Over the years, all the keys have become worn and broken, so each of them has been mended or replaced by whatever material she has been able to gather. Some of the letters are made of diamond and gold salvaged from the melted rings of dead husbands and lovers. Some are fragments of bone and teeth. Others are covered in velvet and fur.

Glittering in the light of the antique desk lamp, there are bits and pieces of broken glass from goblets and mirrors. The serifs are fashioned from the barbed wire of her uncle’s prairie farm, and tiny scraps of wood rescued from a stolen rowboat and a girlhood toboggan.

The ribbon is one that held back her sister’s hair the night she died in childbirth. The ribbon’s ink is the black blood of an albino crow killed at exactly midnight on the night of a full moon. There are sheaves of corn and wildflowers growing up between the keys.

She begins to write her life story in an alphabet she herself has invented. To a Dutchman, it looks vaguely Arabic; to a Belgian, possibly Cyrillic. There are letters fat and dark and shiny as beetle shells and blackberries. There are letters that resemble sparrow’s feet and crescent moons.

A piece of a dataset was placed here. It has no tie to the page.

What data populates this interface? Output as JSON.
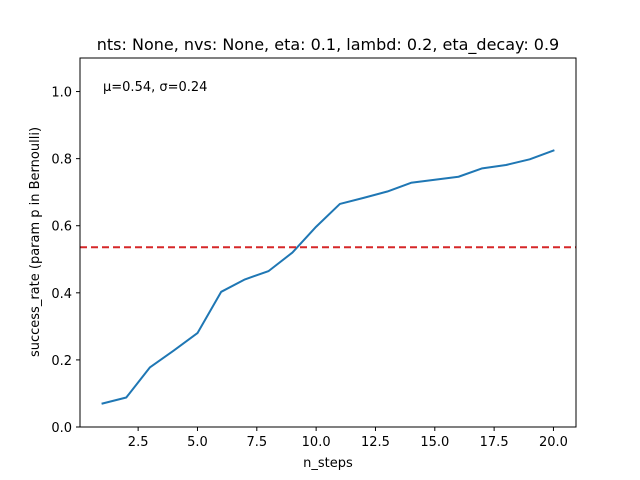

It is a language sulphurous and subtle, a language suitable for describing such things as the wicked wisdom of fairytale foxes, the awful thrumming of the engine that turns the tide, the wild song in a young girl’s soul, the bitter lightness of an old woman’s laugh.

If it were possible to read these words aloud, they would sound like the singing of angels and opera house ghosts, like a gallows-wood bow being drawn across a hanged man’s fiddle, like a witch coughing up eggshells in the middle of a spell.

An old woman sits down at a desk made from the planks of a sunken ship, and types the story of her life. The words gather on the white of the page like summer bugs drawn to a lantern’s light. They buzz and hum and tremble against the page. When her story is complete, she leans forward and releases a single puff of air. The page turns black as carbon. The bugs scatter into the night beyond the window, each of them pulsing with an inner light.